No, human writers don't repeat this pattern every single paragraph. They use it at most across in a whole article.
I'm just irked that it's being called out for AI slop because "I feel it in my bones!!"
There's a good chance it was written using AI -- should that matter? If the content is wrong/sucks, say that instead. If you're going to dismiss all AI assisted writing: good luck in the next decade.
It’s like suddenly all memes are just the same meme and nobody makes their own memes because “AI does it better”.
The style of writing is an intrinsic part of communication, if you can’t critique that then what is content? We’re not machines sharing pieces of data with each other.

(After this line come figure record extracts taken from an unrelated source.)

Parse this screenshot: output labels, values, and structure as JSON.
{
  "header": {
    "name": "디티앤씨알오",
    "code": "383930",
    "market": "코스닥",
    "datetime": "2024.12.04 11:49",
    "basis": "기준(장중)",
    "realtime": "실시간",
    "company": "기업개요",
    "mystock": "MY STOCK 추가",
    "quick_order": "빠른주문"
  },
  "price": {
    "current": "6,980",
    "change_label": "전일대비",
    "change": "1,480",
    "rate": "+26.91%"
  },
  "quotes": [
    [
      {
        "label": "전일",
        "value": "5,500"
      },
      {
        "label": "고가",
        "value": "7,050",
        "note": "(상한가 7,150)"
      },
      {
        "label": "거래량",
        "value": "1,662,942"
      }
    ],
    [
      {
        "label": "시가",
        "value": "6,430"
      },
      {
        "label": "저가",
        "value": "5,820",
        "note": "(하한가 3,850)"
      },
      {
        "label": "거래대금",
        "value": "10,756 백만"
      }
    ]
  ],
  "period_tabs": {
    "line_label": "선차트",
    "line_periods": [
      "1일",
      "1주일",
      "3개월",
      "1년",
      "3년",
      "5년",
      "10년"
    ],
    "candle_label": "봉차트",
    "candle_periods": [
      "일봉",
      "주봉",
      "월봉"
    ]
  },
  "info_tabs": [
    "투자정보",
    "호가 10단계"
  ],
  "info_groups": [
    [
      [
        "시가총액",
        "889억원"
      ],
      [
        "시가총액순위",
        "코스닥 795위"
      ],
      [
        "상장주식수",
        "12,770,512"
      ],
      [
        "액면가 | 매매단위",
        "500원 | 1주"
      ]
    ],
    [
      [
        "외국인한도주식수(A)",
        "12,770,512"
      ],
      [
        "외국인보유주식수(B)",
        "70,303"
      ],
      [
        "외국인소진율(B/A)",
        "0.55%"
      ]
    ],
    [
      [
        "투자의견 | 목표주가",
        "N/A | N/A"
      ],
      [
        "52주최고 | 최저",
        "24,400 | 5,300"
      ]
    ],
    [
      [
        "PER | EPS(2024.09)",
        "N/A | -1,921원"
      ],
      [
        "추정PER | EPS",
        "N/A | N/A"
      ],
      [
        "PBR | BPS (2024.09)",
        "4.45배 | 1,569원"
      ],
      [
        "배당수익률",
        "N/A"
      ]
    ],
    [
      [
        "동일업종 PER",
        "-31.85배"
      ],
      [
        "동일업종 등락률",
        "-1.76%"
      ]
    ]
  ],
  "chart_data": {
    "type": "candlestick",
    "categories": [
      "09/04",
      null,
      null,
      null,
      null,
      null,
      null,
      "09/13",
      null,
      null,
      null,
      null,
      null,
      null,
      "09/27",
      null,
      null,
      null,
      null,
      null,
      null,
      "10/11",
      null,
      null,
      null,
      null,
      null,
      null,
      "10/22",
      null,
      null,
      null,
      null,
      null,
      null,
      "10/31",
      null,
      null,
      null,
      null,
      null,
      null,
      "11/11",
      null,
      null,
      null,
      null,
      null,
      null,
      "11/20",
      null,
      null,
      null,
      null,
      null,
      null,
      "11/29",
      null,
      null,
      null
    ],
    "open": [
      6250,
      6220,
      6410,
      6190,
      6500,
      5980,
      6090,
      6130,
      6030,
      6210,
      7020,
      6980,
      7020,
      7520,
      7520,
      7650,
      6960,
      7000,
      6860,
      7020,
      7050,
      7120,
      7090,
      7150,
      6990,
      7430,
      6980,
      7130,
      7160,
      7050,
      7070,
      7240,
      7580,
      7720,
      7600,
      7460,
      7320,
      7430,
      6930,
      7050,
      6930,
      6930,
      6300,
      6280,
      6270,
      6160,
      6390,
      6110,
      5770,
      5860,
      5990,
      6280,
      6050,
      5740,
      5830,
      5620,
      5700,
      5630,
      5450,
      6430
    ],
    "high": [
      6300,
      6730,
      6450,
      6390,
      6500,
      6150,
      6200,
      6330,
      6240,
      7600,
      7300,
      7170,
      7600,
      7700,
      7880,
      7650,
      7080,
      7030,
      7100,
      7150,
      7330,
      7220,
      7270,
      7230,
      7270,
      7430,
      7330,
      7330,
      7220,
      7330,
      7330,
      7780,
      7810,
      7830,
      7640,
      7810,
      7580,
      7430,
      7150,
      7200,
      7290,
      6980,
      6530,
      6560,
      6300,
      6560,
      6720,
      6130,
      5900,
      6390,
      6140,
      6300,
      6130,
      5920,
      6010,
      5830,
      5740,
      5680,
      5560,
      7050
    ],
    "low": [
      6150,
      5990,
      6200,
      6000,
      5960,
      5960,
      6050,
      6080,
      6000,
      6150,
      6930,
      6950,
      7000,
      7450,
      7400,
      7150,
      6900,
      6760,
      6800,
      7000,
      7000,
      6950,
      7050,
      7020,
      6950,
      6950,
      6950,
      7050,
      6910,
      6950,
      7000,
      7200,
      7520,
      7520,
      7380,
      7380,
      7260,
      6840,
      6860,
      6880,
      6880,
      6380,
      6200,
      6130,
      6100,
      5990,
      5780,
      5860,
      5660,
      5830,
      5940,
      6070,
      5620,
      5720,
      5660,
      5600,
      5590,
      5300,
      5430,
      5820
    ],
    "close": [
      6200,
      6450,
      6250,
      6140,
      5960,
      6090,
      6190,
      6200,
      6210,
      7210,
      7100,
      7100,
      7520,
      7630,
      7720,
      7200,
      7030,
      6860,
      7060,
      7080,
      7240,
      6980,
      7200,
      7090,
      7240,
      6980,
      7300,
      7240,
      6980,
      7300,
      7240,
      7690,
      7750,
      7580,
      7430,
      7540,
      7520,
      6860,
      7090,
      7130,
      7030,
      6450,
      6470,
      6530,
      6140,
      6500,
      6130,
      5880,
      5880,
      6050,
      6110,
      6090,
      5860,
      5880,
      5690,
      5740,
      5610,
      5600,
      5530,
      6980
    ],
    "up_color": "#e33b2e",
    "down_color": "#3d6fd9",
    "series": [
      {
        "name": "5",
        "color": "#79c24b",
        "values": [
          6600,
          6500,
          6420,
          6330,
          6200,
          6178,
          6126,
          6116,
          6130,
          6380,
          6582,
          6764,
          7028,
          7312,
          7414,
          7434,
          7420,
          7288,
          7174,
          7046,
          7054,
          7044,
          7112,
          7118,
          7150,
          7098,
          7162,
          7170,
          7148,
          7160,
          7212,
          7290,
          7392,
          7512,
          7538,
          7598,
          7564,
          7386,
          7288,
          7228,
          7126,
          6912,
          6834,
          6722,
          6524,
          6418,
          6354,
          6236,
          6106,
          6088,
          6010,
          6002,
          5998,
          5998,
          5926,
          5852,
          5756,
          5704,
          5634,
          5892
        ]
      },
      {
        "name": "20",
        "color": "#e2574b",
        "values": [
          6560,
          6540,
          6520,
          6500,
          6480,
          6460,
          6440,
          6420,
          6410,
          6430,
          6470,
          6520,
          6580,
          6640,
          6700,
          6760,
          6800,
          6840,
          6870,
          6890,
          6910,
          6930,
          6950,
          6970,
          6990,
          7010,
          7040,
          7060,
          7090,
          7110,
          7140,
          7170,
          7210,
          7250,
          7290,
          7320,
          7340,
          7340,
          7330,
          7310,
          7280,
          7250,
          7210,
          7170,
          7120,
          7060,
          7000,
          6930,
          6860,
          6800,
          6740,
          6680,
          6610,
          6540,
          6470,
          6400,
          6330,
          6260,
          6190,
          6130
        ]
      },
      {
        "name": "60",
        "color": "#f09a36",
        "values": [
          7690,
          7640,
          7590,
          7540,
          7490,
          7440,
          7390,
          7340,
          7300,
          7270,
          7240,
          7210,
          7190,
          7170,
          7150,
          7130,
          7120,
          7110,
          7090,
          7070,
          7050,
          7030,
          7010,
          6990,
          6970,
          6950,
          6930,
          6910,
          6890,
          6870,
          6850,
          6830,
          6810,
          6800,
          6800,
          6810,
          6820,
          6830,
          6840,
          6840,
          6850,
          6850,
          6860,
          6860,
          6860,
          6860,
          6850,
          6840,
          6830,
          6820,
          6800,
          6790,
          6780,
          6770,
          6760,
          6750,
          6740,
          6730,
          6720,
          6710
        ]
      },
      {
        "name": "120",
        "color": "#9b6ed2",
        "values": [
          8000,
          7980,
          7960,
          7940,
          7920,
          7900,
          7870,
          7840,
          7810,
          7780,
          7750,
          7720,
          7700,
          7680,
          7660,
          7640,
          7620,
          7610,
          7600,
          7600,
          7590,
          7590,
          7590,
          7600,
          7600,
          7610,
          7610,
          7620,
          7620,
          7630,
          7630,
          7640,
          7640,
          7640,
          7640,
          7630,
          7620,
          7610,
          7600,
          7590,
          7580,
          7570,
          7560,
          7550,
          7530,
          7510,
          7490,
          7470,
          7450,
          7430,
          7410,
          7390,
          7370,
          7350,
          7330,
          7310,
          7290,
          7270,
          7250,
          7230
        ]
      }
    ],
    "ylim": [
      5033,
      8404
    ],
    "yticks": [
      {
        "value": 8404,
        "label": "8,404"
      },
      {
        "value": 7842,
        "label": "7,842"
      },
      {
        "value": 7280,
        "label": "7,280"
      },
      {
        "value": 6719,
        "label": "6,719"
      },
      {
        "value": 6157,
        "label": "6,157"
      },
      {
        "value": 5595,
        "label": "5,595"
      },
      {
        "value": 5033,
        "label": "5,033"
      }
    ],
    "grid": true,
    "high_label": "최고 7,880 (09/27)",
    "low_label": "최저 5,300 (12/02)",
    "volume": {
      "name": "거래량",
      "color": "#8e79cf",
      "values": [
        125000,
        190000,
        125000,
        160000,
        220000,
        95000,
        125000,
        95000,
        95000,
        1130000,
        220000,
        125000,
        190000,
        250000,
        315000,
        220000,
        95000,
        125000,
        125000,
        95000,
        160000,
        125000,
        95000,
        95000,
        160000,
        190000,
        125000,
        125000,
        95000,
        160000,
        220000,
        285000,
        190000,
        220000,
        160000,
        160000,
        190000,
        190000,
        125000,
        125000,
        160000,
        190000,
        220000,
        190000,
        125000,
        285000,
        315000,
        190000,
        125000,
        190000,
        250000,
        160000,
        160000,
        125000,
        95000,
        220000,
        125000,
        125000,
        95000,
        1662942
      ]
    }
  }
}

Maintaining and updating your own hardware comes with so much operational overhead compared to magically spinning up and down resources as needed. I don’t think this really needs to be said.
You're never just paying for the hardware.
This benchmark seems to recommend Oracle Cloud, but I’ve heard that Oracle has historically used aggressive licenses and legal terms to keep customers locked-in.
Once we did this, the move was fairly easy (the exception being having to write our own auto-scaling logic as the built-in one is very limited). Overall we reduced our cloud spend (even accounting for the additional staff) by about 40%. Bandwidth is practically free and you are not limited to specific combos of CPU/RAM (so you can easily provision something with 7 cores and 9 GB RAM). Another big factor for us was that compute costs in OCI don't vary by region.
I will not recommend using any other managed services from OCI besides the basics (we tried some and they are not very reliable). We've seen minor issues in Networking periodically (Private DNS, LBs or interconnectivity between compute instances), but overall I would say the switch has been worth it.
Weirdly they didn’t allow me to add payment info to continue. Even weirder their sales people kept contacting me asking me to come back. When I explained the situation they all tried to fix it and then went radio silent until the next sales rep came along to try to convince me to stay.
I searched Reddit at the time and a lot of other people had the same experience. A lot of other people were bragging about abusing their free tier and trials without consequences. I still don’t know how they decided to permanently close my account (without informing the sales team)
As long as you don't use their exclusive DBaaS, moving away is easier than from other places, as egress traffic is free.
The user experience though, stuff of nightmares...
The account creation process was really confusing, and they kept turning off my instance because usage was not high enough.
It seemed quited oudated/confusing to use last time I tried it a few years ago.
And the pricing is laughable expensive comparr to OVH.